I’ve struggled with maths and numbers all my life. I remember extra maths during playtime – hundreds tens and units instead of running amok. No way to sell the idea to an active child. And extra coaching. A variety of maths teachers and a mum whose brain is a calculator.
Result = fear cubed
And maths avoidance. Oh I passed my O levels due to a good teacher fortunately who taught bits of maths like matrices and vectors which are visual and made sense.
In this job I have a colleague who teaches by learning style. So, this visual learner, with a passion for having my cake and very definitely eating it, has finally learned fractions. By adding and subtracting “virtual” cake slices. I have even bought a children’s visual maths book.
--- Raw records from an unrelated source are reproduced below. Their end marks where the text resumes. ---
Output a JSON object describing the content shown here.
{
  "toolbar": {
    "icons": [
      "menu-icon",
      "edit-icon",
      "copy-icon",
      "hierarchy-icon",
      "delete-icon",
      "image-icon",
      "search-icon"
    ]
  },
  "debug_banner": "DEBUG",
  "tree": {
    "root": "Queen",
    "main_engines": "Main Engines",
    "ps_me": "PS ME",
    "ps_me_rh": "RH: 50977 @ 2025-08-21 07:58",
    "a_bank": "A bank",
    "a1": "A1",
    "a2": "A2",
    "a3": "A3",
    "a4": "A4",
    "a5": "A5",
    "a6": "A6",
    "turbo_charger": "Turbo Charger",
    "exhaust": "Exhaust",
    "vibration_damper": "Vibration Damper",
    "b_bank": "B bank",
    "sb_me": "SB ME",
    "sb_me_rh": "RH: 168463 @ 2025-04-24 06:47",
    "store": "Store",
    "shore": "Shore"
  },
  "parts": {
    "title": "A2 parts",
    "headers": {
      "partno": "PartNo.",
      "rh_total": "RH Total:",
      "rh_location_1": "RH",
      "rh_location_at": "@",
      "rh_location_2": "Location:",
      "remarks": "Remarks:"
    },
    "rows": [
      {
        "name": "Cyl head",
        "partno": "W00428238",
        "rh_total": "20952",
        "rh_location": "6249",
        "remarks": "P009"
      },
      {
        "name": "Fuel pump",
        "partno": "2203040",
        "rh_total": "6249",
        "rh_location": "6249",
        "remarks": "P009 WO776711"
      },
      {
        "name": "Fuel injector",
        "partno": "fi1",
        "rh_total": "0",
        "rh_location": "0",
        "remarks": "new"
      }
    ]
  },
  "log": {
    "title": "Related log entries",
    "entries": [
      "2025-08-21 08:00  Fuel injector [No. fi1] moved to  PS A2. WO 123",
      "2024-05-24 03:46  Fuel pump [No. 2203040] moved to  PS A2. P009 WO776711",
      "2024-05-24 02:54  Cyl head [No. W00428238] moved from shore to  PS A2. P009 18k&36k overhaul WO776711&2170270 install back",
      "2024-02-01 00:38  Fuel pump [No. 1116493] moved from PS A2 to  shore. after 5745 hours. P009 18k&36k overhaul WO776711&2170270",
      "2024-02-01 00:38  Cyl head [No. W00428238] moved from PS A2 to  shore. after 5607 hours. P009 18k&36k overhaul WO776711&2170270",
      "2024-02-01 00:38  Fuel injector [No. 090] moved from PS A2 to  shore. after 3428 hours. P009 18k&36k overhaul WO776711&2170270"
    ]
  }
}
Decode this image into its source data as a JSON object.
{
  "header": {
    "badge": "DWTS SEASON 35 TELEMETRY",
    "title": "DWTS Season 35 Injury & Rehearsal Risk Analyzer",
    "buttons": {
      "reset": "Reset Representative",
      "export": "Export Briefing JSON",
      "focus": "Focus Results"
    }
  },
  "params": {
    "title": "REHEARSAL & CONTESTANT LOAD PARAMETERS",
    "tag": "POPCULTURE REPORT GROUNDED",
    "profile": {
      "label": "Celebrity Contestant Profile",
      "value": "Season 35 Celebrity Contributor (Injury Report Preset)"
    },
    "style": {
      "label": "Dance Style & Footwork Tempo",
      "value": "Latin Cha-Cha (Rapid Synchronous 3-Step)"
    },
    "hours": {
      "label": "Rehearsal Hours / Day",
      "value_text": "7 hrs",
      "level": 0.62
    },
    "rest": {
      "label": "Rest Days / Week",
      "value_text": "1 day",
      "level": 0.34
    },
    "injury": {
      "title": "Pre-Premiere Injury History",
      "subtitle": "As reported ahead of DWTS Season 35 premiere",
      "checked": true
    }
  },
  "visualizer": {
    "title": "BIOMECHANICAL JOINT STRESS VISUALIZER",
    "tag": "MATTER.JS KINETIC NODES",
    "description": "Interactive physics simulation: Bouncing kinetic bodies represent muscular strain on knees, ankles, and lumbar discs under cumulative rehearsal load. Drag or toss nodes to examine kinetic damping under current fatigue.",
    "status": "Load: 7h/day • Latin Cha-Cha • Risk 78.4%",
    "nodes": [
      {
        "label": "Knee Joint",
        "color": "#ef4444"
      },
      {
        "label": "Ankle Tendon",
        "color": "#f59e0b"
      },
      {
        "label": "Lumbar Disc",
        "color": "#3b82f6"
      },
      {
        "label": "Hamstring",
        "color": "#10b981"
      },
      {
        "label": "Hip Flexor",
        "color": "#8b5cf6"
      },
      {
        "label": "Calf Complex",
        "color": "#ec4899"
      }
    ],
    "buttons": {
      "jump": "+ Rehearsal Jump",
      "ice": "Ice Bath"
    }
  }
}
All proving that you are never too old to learn something new, and that trying to cut cake into 20 virtual pieces is a challenge!!!
Outside is a shaken snow dome of whirling flakes which drift by the window, like dandelion seeds blown by the wind. The flat roof opposite pools; the flakes don’t have a chance to settle down. Sat at the laptop, I’m staring into white world, feeling a little frustrated by making applications for jobs, each interview a hope – life seems a little like waiting on hold to pay a bill: you are never quite sure when you will get through – so you drink coffee, read, do whatever you can – while listening on repeat.
An endless cycle.
Last year I planted daffodils, a promise of Spring, expecting tall golden yellow on green. But find I have tiny, resilient, jaunty ones, jutting their noses above the pinkish terracotta pots. At first I was disappointed, but their cheerful optimism seems good to me. I find a little optimism and cautious resilience returning too.
Not without medication though.
I’ve spent my life avoiding the stuff. I have battled and fought, learning how to stay healthy. But I’m surprised – they seem to provide a scaffolding; like the cage of hoops and pins around a badly broken leg; much less visible thankfully. I’m grateful though I can’t see a way forward yet – just the green tips of new plants – a contract extension. A little more pay.
Just enough to make me feel less abandoned, a tiny bit more hopeful and secure.
blogging on a phone is hard work. Today I tried to use the Library computer but it annoyingly crashed and lost the blog and also the plot. Snow days have meant the repair man and I haven’t managed to get the laptop sorted. However I do have a working boiler. Apparently its got electrical tape around a vital part until a new bit comes in. I’m just grateful it works as it chose to crash when outside was minus 5…swearing over toast while wearing your
jacket is not a good start to the day . But I did get a chance to play…making a snowman that looked more like an igloo. Crafted with chunky bits of ice and it served to rescue the poor daffodils. Walking to the canal first thing I watched black headed gulls in full summer chocolate hood plumage skating for the olympics on the frozen water. After about an hour and a half I found exe coffee roasters for toffee and winter treacle tasting cappuccino. And a croissant because they were fresh and filled the little shop with warm toasty smells. The other two customers and I left a wet trail of snowy prints along the worn board floor. I get out the habit of savouring things so it’s good to keep trying!! I’m reading Richard Templars the rules of life. It’s a book that feels like secular proverbs as much as self help. Kind of observations on the way the world operates and good values to treasure and practice. we had a sermon on bible wisdom and someone quoted a lady who read self help books on holiday because she wanted to keep learning. I’m finding it fascinating and a great way to start a dialogue with what I think from a bible background. That’s a bit clumsy and pretentious..i just like being made to think about life and how to do stuff well.